INGREDIENTS:
Sarah Beth's Homemade Dips Creamy Cajun Dip Mix
1/2 C local honey
juice of one lemon
1 T soy sauce
1/3 C water
1 T cornstarch
1 lb chicken breast, cut into 2-inch chunks
1-2 T olive oil (or oil of choice)
rice of choice
DIRECTIONS:
- Tenderize chicken breasts, cut into 2-inch chunks, and place in a container with a lid.
- Combine Cajun dip mix (entire package), honey, lemon juice, and soy sauce. Mix well.
- Pour half of the marinade on the chicken and mix well. Marinate in the refrigerator for at least two hours. Set remaining marinade aside.

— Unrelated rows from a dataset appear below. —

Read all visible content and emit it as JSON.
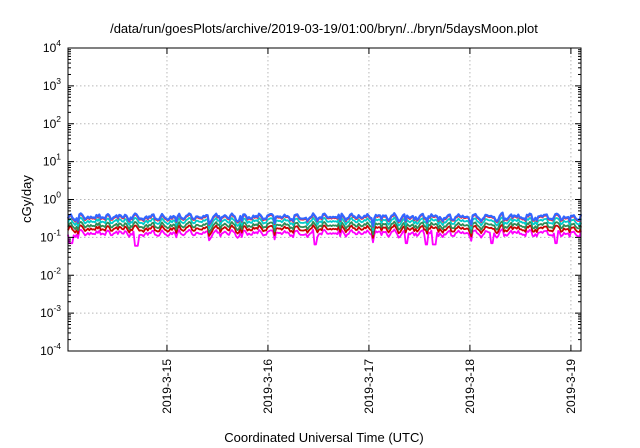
{
  "chart_data": {
    "type": "line",
    "title": "/data/run/goesPlots/archive/2019-03-19/01:00/bryn/../bryn/5daysMoon.plot",
    "xlabel": "Coordinated Universal Time (UTC)",
    "ylabel": "cGy/day",
    "y_scale": "log",
    "ylim": [
      0.0001,
      10000
    ],
    "y_ticks": [
      {
        "base": "10",
        "exp": "4"
      },
      {
        "base": "10",
        "exp": "3"
      },
      {
        "base": "10",
        "exp": "2"
      },
      {
        "base": "10",
        "exp": "1"
      },
      {
        "base": "10",
        "exp": "0"
      },
      {
        "base": "10",
        "exp": "-1"
      },
      {
        "base": "10",
        "exp": "-2"
      },
      {
        "base": "10",
        "exp": "-3"
      },
      {
        "base": "10",
        "exp": "-4"
      }
    ],
    "x_ticks": [
      "2019-3-15",
      "2019-3-16",
      "2019-3-17",
      "2019-3-18",
      "2019-3-19"
    ],
    "x_tick_days": [
      15,
      16,
      17,
      18,
      19
    ],
    "xlim_days": [
      14.02,
      19.1
    ],
    "grid": true,
    "series": [
      {
        "color": "#ff00ff",
        "base": 0.13,
        "dips": [
          [
            14.05,
            0.07
          ],
          [
            14.7,
            0.06
          ],
          [
            16.47,
            0.065
          ],
          [
            17.37,
            0.07
          ],
          [
            17.57,
            0.065
          ],
          [
            17.65,
            0.065
          ],
          [
            18.22,
            0.07
          ],
          [
            18.85,
            0.07
          ]
        ]
      },
      {
        "color": "#cc0000",
        "base": 0.17
      },
      {
        "color": "#2e8b57",
        "base": 0.21
      },
      {
        "color": "#00cccc",
        "base": 0.27
      },
      {
        "color": "#ff2222",
        "base": 0.33
      },
      {
        "color": "#3366ff",
        "base": 0.35
      }
    ]
  }
}
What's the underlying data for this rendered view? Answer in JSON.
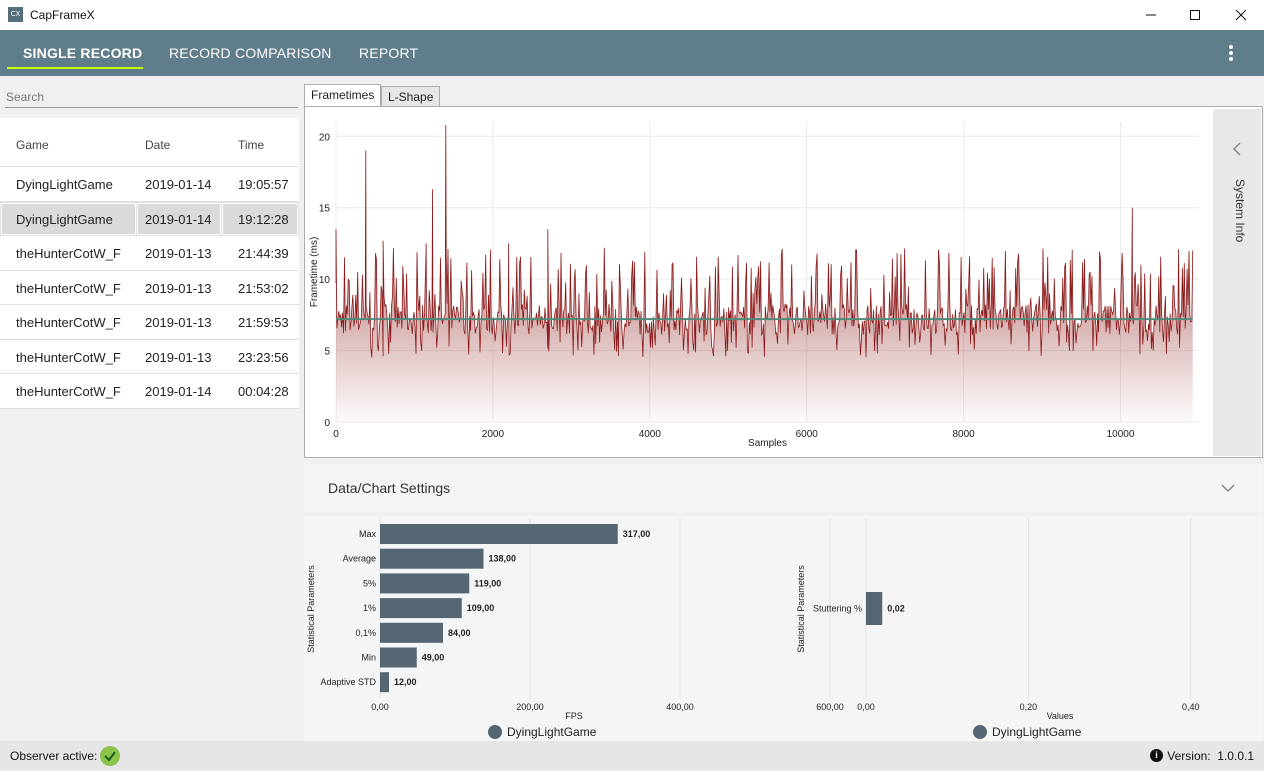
{
  "window": {
    "title": "CapFrameX",
    "icon_text": "CX"
  },
  "nav": {
    "tabs": [
      {
        "label": "SINGLE RECORD",
        "active": true
      },
      {
        "label": "RECORD COMPARISON",
        "active": false
      },
      {
        "label": "REPORT",
        "active": false
      }
    ],
    "accent": "#c6ff00",
    "bar_color": "#607d8b"
  },
  "search": {
    "placeholder": "Search",
    "value": ""
  },
  "records": {
    "columns": [
      "Game",
      "Date",
      "Time"
    ],
    "rows": [
      {
        "game": "DyingLightGame",
        "date": "2019-01-14",
        "time": "19:05:57",
        "selected": false
      },
      {
        "game": "DyingLightGame",
        "date": "2019-01-14",
        "time": "19:12:28",
        "selected": true
      },
      {
        "game": "theHunterCotW_F",
        "date": "2019-01-13",
        "time": "21:44:39",
        "selected": false
      },
      {
        "game": "theHunterCotW_F",
        "date": "2019-01-13",
        "time": "21:53:02",
        "selected": false
      },
      {
        "game": "theHunterCotW_F",
        "date": "2019-01-13",
        "time": "21:59:53",
        "selected": false
      },
      {
        "game": "theHunterCotW_F",
        "date": "2019-01-13",
        "time": "23:23:56",
        "selected": false
      },
      {
        "game": "theHunterCotW_F",
        "date": "2019-01-14",
        "time": "00:04:28",
        "selected": false
      }
    ]
  },
  "chart_tabs": [
    {
      "label": "Frametimes",
      "active": true
    },
    {
      "label": "L-Shape",
      "active": false
    }
  ],
  "system_info_label": "System Info",
  "settings": {
    "title": "Data/Chart Settings"
  },
  "status": {
    "observer_label": "Observer active:",
    "version_label": "Version:",
    "version": "1.0.0.1"
  },
  "chart_data": [
    {
      "type": "line",
      "xlabel": "Samples",
      "ylabel": "Frametime (ms)",
      "xlim": [
        0,
        11000
      ],
      "ylim": [
        0,
        21
      ],
      "x_ticks": [
        0,
        2000,
        4000,
        6000,
        8000,
        10000
      ],
      "y_ticks": [
        0,
        5,
        10,
        15,
        20
      ],
      "series": [
        {
          "color": "#8b1a1a",
          "baseline": 7.2
        }
      ],
      "moving_average_color": "#4f8a7a",
      "spikes": [
        {
          "x": 0,
          "y": 13.5
        },
        {
          "x": 380,
          "y": 19
        },
        {
          "x": 1230,
          "y": 16.3
        },
        {
          "x": 1400,
          "y": 20.8
        },
        {
          "x": 2700,
          "y": 13.5
        },
        {
          "x": 10150,
          "y": 15
        },
        {
          "x": 600,
          "y": 12.7
        },
        {
          "x": 1150,
          "y": 12.5
        },
        {
          "x": 2200,
          "y": 12.5
        }
      ],
      "grid": true
    },
    {
      "type": "bar",
      "orientation": "horizontal",
      "ylabel": "Statistical Parameters",
      "xlabel": "FPS",
      "categories": [
        "Max",
        "Average",
        "5%",
        "1%",
        "0,1%",
        "Min",
        "Adaptive STD"
      ],
      "values": [
        317.0,
        138.0,
        119.0,
        109.0,
        84.0,
        49.0,
        12.0
      ],
      "value_labels": [
        "317,00",
        "138,00",
        "119,00",
        "109,00",
        "84,00",
        "49,00",
        "12,00"
      ],
      "x_ticks": [
        "0,00",
        "200,00",
        "400,00",
        "600,00"
      ],
      "xlim": [
        0,
        620
      ],
      "legend": "DyingLightGame",
      "color": "#546672"
    },
    {
      "type": "bar",
      "orientation": "horizontal",
      "ylabel": "Statistical Parameters",
      "xlabel": "Values",
      "categories": [
        "Stuttering %"
      ],
      "values": [
        0.02
      ],
      "value_labels": [
        "0,02"
      ],
      "x_ticks": [
        "0,00",
        "0,20",
        "0,40"
      ],
      "xlim": [
        0,
        0.42
      ],
      "legend": "DyingLightGame",
      "color": "#546672"
    }
  ]
}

- Prepare vegetables of choice. I used red/yellow/orange peppers, half a Vidalia onion, and one jalapeno (without seeds). Refrigerate until the chicken has finished marinating.
- Put oil in a skillet and sauté vegetables until desired tenderness. Remove and set aside.

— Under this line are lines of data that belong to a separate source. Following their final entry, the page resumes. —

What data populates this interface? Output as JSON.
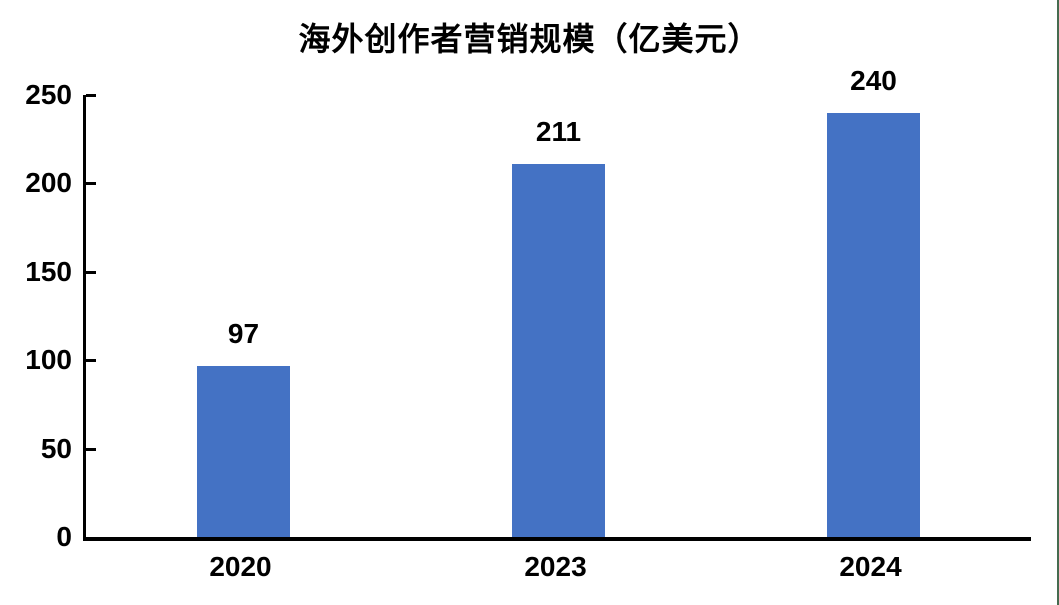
{
  "chart_data": {
    "type": "bar",
    "title": "海外创作者营销规模（亿美元）",
    "categories": [
      "2020",
      "2023",
      "2024"
    ],
    "values": [
      97,
      211,
      240
    ],
    "xlabel": "",
    "ylabel": "",
    "ylim": [
      0,
      250
    ],
    "yticks": [
      0,
      50,
      100,
      150,
      200,
      250
    ],
    "grid": false,
    "legend": "none",
    "data_labels_shown": true,
    "colors": {
      "bar": "#4472C4",
      "axis": "#000000",
      "text": "#000000",
      "frame_right": "#456b4f"
    }
  }
}
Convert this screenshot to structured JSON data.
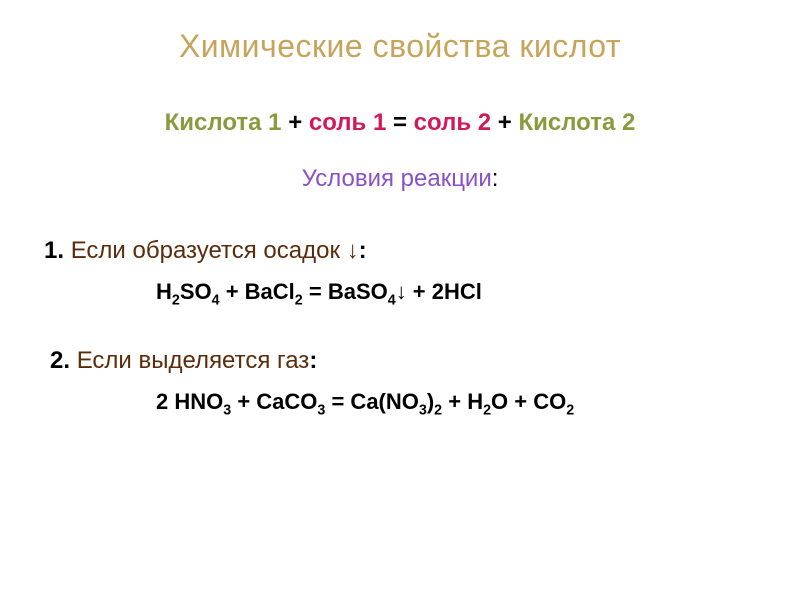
{
  "colors": {
    "title": "#c8a45a",
    "acid": "#8a9a3d",
    "salt": "#d11a5a",
    "op": "#000000",
    "conditions": "#8a50c7",
    "body_num": "#000000",
    "body_text": "#5a2c0c",
    "body_colon": "#000000",
    "equation": "#000000",
    "background": "#ffffff"
  },
  "typography": {
    "title_fontsize": 32,
    "scheme_fontsize": 24,
    "conditions_fontsize": 24,
    "cond_line_fontsize": 24,
    "equation_fontsize": 22,
    "font_family": "Arial"
  },
  "title": "Химические свойства кислот",
  "scheme": {
    "acid1": "Кислота 1",
    "plus1": "+",
    "salt1": "соль 1",
    "eq": "=",
    "salt2": "соль 2",
    "plus2": "+",
    "acid2": "Кислота 2"
  },
  "conditions_label": "Условия реакции",
  "items": [
    {
      "num": "1.",
      "text": "Если образуется осадок ↓",
      "colon": ":",
      "equation_html": "H<sub>2</sub>SO<sub>4</sub> + BaCl<sub>2</sub> =  BaSO<sub>4</sub>↓ + 2HCl"
    },
    {
      "num": "2.",
      "text": "Если выделяется газ",
      "colon": ":",
      "equation_html": "2 HNO<sub>3</sub> + CaCO<sub>3</sub>  = Ca(NO<sub>3</sub>)<sub>2</sub> + H<sub>2</sub>O + CO<sub>2</sub>"
    }
  ]
}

- Whisk together water and cornstarch.
- Place chicken in skillet and cook/turn until internal temperate reaches 165 degrees.
- Add remaining marinade and stir well.
- Pour in water and cornstarch. Stir until sauce has thickened.
- Serve in bowls over rice of choice. I used Simple Truth Organic, whole grain brown rice (ready in 90 seconds).
- Enjoy the sweet and spicy goodness!